Di tangannya, kebaikan selalu berkembang biak. Seperti petani, orang baik selalu pandai menyemai benih-benih kebaikan dan merawatnya hingga tumbuh besar serta berbuah. Tetapi ia tidak pernah menikmati hasil dari apa yang ditanamnya itu seorang diri. Melainkan dibagi-bagikan kepada siapa saja yang membutuhkannya. Sebab ia selalu sadar, tangannya ibarat tanah hibah bagi semesta.
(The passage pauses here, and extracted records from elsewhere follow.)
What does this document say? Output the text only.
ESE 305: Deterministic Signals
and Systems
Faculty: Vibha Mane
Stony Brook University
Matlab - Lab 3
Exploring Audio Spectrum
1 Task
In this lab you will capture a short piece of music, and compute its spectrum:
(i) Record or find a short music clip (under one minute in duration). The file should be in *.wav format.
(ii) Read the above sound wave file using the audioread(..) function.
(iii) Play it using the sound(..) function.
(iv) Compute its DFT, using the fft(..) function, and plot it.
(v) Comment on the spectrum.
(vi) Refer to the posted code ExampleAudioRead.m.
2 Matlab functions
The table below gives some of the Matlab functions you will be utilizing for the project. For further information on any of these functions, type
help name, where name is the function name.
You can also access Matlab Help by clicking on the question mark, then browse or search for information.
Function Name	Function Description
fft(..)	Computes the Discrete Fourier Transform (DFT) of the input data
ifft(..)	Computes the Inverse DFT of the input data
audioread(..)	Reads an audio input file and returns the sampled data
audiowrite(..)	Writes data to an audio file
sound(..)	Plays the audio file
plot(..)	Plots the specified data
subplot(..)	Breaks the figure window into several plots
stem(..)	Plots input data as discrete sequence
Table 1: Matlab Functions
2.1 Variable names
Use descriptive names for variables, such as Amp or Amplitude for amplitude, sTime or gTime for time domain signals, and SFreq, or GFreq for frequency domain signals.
Di pikirannya, setiap prasangka tak seberbahaya belati dalam genggaman seorang penjahat yang gelap hati. Seperti empu, orang baik selalu menempa pikirannya hingga menjelma pusaka keramat, yang selalu menjadi penyelamat dalam situasi darurat.
Orang baik tidak pernah mengatakan agamanya apa dan tuhannya siapa. Karena ia lebih sibuk mengatakan, "Maaf, hanya ini yang bisa saya lakukan."
Orang baik tidak pernah menunjukkan kebaikannya. Sebaliknya, ia memendam dalam-dalam, menutup rapat-rapat.
Di bibirnya, kata-kata selalu beranak pinak dan tumbuh menjadi pohon yang rindang dan berbuah lebat. Orang baik membuatmu tak bisa beranjak pergi begitu saja sebelum kau mendapatkan petuah dan pelajaran darinya.
Di hatinya, kedengkian tak pernah ada. Sebab baginya, kebaikan bagi orang adalah kebaikan untuknya.
Orang baik tak pernah bertanya hidupnya untuk apa dan siapa serta ke mana arah jalannya. Ia hanya sibuk melakukan sesuatu yang berguna, apa pun dan untuk siapa pun. Yang akhirnya membuat ia selalu ditanya,
"Mengapa ia melakukan itu semua?".
Dan tentu, orang baik tidak akan mampu dan mau menjawab itu. Maka jangan kaulontarkan pertanyaan itu kepadanya.